Отель «Калифорния», увековеченный Eagles, находится рядом с городком Тодос Сантос в Мексике, а не в США
В то последнее лето моего детства изнуряющая жара стояла уже с середины мая. Это сейчас в Техасе для меня летом + 40 — так, ерунда. А для маленького военного городка на севере Украины, тогда такая жара была целым событием, которое вспоминается, наверное, местными жителями (если они там еще остались) до сих пор.
Я хорошо запомнил это лето, потому что тем летом для многих из моих ровесников, живших в том городке, детство закончилось навсегда. После нового года, который мы с нетерпением ждали из-за Олимпиады в Москве, то у одного, то у другого из наших друзей стали уезжать их отцы-военные. Как тогда говорили — «в командировку». И уже к следующему лету некоторые из них возвращались из этих командировок в цинковых гробах, которые велено было не открывать. Да и невозможно их было открыть — они были запаяны. Но тогда, тем жарким летом, мы ничего не знали о будущей афганской войне и о том, что и сами в ней успеем еще поучаствовать.
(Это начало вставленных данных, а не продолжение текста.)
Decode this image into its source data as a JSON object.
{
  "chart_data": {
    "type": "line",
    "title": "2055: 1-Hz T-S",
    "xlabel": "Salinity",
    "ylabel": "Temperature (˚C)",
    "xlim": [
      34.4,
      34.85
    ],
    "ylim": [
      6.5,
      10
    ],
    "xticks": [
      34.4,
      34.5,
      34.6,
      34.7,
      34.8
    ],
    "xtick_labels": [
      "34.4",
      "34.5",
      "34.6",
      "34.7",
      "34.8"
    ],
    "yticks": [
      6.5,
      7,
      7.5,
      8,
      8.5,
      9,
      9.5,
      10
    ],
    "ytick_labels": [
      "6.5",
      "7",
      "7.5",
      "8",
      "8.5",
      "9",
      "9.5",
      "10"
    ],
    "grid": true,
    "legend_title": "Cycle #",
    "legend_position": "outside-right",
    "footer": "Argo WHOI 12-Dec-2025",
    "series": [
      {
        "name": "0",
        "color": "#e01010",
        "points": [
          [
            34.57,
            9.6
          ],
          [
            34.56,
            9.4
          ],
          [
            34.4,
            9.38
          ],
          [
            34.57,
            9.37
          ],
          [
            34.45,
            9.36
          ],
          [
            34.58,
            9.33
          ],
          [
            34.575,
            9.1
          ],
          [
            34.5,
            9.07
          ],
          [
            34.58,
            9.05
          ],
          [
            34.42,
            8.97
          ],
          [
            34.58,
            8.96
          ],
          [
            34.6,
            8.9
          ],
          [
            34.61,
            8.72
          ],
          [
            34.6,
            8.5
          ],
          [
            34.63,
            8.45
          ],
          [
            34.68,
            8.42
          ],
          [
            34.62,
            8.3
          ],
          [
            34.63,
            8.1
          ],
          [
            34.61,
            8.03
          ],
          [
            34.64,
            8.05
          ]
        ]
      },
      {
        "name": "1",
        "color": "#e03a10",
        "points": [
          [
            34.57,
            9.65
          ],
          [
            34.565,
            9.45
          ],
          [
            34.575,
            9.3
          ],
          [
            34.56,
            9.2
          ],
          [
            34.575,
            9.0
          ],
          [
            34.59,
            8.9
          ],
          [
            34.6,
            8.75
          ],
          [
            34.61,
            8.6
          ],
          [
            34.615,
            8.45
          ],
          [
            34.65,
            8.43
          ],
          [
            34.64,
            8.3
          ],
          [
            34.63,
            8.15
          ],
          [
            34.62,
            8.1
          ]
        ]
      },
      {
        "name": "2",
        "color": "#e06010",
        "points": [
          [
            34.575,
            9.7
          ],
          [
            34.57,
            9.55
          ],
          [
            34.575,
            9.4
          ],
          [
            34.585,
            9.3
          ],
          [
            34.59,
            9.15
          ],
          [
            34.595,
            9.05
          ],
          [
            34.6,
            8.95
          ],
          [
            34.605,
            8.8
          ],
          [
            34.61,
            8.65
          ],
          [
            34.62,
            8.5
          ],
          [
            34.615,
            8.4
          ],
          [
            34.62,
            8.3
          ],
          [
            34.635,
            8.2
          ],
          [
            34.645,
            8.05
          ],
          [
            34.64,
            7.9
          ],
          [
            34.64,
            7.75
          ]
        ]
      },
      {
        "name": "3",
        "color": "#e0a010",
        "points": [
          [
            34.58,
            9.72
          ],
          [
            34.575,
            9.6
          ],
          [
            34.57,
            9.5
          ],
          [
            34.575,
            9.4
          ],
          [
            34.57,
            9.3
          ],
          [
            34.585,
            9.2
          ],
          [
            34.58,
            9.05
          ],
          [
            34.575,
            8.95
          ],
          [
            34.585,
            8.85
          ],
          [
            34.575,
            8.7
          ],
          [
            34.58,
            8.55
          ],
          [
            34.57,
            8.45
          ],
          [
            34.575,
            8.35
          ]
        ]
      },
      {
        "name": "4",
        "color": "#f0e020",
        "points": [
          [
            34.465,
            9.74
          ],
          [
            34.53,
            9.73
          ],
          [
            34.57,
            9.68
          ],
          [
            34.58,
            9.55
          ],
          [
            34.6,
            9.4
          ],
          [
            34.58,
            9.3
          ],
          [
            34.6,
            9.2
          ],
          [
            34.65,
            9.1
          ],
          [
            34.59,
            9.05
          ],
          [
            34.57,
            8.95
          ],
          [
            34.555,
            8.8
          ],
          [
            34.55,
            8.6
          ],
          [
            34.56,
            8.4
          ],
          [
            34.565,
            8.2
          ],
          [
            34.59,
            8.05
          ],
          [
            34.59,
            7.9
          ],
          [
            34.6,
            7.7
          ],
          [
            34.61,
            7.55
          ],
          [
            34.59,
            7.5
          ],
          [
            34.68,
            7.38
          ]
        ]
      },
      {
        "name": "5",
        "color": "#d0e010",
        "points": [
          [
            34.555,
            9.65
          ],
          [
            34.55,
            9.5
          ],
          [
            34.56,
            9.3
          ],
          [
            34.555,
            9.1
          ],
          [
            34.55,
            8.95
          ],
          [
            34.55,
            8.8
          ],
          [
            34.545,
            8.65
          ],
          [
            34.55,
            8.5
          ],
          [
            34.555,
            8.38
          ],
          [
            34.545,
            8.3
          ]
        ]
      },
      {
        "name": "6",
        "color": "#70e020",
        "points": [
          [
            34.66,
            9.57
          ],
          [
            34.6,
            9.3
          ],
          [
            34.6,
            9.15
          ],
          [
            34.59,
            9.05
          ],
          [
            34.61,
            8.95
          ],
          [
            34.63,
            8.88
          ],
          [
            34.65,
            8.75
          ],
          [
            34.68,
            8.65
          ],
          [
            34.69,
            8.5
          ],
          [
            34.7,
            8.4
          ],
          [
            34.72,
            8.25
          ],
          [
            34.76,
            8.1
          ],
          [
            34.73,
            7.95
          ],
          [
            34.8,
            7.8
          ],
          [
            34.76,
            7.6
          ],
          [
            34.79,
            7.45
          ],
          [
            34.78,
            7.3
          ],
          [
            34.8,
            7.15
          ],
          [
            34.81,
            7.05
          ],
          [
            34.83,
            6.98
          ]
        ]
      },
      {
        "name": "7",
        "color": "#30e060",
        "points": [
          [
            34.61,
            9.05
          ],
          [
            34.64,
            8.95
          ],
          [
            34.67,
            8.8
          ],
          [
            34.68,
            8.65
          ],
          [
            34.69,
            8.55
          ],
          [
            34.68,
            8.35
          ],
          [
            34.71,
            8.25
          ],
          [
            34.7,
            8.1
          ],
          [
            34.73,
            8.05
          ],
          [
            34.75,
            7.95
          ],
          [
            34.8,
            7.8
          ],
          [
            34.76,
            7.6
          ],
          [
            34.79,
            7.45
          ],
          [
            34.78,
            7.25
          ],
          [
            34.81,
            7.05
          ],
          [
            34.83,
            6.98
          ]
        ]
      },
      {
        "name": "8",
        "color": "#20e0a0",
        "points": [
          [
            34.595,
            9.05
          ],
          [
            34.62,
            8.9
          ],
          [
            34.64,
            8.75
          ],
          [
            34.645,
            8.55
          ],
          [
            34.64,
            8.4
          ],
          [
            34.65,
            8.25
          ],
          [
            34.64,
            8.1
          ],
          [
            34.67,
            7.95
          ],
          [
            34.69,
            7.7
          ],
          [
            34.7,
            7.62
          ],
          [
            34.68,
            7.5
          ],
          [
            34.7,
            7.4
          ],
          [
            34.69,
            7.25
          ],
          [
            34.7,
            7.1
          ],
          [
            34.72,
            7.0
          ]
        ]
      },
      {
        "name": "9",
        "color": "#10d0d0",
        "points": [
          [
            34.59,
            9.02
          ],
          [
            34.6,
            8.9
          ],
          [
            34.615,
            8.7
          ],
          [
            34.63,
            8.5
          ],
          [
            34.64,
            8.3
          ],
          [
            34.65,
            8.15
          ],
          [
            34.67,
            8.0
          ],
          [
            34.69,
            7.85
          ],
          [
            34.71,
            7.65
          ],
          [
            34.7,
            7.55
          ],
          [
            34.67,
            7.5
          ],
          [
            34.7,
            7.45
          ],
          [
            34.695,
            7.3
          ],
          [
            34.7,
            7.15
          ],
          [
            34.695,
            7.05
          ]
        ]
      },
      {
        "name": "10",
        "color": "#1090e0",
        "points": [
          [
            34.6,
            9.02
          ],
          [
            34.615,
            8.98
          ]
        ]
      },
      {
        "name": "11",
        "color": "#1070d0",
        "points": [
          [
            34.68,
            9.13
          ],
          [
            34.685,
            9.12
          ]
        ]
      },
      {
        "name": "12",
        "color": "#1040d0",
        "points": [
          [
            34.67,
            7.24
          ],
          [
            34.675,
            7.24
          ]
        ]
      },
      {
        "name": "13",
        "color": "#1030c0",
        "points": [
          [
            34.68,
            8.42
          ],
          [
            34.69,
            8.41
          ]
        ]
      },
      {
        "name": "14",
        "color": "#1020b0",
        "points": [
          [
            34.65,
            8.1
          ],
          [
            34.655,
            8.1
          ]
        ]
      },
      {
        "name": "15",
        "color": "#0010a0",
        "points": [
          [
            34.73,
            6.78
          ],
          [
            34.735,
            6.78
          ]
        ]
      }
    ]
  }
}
В то последнее лето моего детства, я маялся бездельем и целые дни проводил дома, читая книги и слушая «чистые» магнитофонные записи. Тогда-то и пришло решение, что пора наконец-то разобраться в словах любимых песен.
Уровень «Good bye, my love, good bye» Демиса Руссоса я уже прошел, и настал черед сложных вещей. Тем летом и до наших окраин дошли нормальные записи группы Eagles с их знаменитым хитом на несколько десятилетий вперед — Hotel California.
Вот эту вершину я и решил покорить при помощи хорошего слуха, катушечного магнитофона «Маяк», и словаря под редакцией товарища Мюллера.
On a dark desert highway,
Cool wind in my hair,
Warm smell of “colitas”
Rising up through the air…
Я понимал, что герой песни чувствует легкий запах чего-то, но вот чего именно? Словарь Мюллера не давал никакого толкования слова «colitas» по причине отсутствия последнего вообще в этом словаре. Случайно встреченная мною в парке учительница английского языка, неуверенно предположила, что это какие-то мексиканские блинчики, и, как ни странно, оказалась наиболее близка к истине, нежели те, кто предполагал, что это одеколон, испанское название тумана, или калифорнийское вино. Правда же открылась мне двадцать лет спустя, в Калифорнии, где ребята сразу же и рассказали, что colitas — это легкий наркотик местного производства.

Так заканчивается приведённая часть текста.